Kate groaned and buried her face in her pillow. “Emmie. What are you talking about?”
“Nurse Fellowes. Every time I close my eyes, I keep seeing her face, with all those scars.” Emmie sat up, swinging her legs over the side of the cot. Kate could see her in the darkness as a vague outline, long braid down over one shoulder. “It’s just that one doesn’t expect nurses to be hurt. Soldiers—they know they’re going to be shot at. But nurses?”
Reluctantly, Kate propped herself up on one arm. “I don’t imagine shells discriminate based on profession.”
“It seems wrong somehow, to hurt someone who’s trying to heal. War is war. I understand that. But—when someone is trying to do good . . .”
“I don’t imagine they do it on purpose.” It felt like being back at Smith again, whispering back and forth in the middle of the night. Although, admittedly, the subject matter had changed somewhat.

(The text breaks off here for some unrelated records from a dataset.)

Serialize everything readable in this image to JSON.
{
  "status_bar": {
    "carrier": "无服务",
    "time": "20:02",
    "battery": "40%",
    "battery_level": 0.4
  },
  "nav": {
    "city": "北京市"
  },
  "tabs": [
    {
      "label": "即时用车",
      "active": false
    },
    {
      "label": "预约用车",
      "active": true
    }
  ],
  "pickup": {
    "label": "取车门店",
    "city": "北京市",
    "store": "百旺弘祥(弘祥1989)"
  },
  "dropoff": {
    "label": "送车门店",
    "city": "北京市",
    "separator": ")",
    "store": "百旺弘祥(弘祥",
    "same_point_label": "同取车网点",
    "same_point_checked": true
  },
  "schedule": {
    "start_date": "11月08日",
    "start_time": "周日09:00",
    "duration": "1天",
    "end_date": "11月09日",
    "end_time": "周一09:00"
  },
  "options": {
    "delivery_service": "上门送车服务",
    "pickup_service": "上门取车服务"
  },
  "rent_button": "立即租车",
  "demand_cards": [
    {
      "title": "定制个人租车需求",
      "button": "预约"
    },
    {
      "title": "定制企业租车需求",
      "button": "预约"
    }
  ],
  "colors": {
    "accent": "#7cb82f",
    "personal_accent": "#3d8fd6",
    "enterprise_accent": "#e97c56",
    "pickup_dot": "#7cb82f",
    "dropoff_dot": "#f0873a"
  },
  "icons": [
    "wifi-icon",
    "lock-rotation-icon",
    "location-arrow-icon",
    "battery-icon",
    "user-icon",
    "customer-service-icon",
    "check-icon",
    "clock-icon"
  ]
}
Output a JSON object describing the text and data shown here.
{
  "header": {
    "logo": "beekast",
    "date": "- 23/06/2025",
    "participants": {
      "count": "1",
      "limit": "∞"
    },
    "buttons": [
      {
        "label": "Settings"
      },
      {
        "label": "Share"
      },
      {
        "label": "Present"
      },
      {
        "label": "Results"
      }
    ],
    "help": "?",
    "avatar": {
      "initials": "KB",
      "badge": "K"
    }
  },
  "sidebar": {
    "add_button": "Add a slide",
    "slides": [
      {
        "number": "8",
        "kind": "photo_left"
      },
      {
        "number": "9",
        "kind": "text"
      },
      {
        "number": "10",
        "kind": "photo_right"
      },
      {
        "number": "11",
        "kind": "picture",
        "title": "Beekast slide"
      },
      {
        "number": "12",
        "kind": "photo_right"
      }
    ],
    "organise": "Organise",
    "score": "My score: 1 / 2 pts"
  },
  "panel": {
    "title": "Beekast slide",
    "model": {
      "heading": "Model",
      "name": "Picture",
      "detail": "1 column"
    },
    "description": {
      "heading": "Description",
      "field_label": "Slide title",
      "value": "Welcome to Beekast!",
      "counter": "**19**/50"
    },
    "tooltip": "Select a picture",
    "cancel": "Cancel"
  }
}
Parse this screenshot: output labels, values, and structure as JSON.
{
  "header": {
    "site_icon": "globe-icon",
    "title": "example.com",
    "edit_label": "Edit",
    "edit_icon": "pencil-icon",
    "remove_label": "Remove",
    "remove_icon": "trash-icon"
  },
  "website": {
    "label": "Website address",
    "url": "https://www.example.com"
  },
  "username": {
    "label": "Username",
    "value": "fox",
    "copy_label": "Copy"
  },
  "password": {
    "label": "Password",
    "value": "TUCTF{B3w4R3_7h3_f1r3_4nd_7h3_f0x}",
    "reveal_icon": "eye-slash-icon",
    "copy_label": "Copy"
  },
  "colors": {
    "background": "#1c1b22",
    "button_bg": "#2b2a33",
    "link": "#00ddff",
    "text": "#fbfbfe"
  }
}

Kate had forgotten what it was to have a confidante, someone to talk to in the middle of the night. The last six years had been solitary ones. She had gone skating a time or two with her fellow teachers, and to the cinema as opportunity offered, but the acquaintance had never turned into friendship. The fault was hers, she knew. She felt as though she were a fraud; that if anyone got too close they would know her for what she was, not Kate Moran, Smith graduate, but Katie Moranck, whose mother scrubbed floors to keep a roof over their heads.
It was only Emmie who had seemed not to care about that, not to see her as less.
Until Julia had spoiled it all.
Emmie shivered and drew the blanket up around her shoulders. “Someone—someone told me the Germans deliberately fire at the ambulances. I know I’m not much to look at, but it’s one thing to be plain with the face one is born with and quite another thing to be—to be disfigured. Does that make me a coward?”
“Emmie?” Kate struggled to a sitting position, peering at her friend’s face in the darkness. “Is this because of that horrible British officer?”
“He wasn’t horrible. I don’t think he was unkind so much as sad. When you think about what he must have seen . . . He looks as though he hasn’t slept in a month.”
Kate muffled a yawn. “You aren’t going to offer to go plump his pillows, are you? That would be taking the angel-of-mercy act too far.”
“I’m not trying to put on an act.” The hurt in Emmie’s voice was enough to kill any thought of falling asleep.
“I didn’t mean that. I mean, I didn’t mean it like that.” Kate squeezed her eyes shut. They’d lost the habit of speaking to one another; it was like speaking a language at which she’d once been fluent and finding she was using all the wrong verbs. “It’s been a long day. I hardly know what I’m saying. I guess I’m rattled too.”
“I’m sorry,” said Emmie, immediately all concern. “I should have thought . . .”
“Never mind,” said Kate quickly. The last thing she needed was Emmie worrying over her; that would make her feel truly wormlike. “We won’t be that near the front, you know. I doubt they’ll think us worth shelling.”
“And even if they did, it would be worth it, wouldn’t it?” Emmie’s voice was very small in the large room. Kate could hear Miss Patton snoring on the far side of the room. “For the children. I should be thinking of them, not us.”
“Hmm,” said Kate.
“It will all be better once we get there. It’s the waiting that’s so hard,” said Emmie, and Kate didn’t point out that she had said the same thing on the boat, that it would all be better once they got to Paris. Well, here they were in Paris—and they did have cots, so she supposed that was better, by a certain value of better.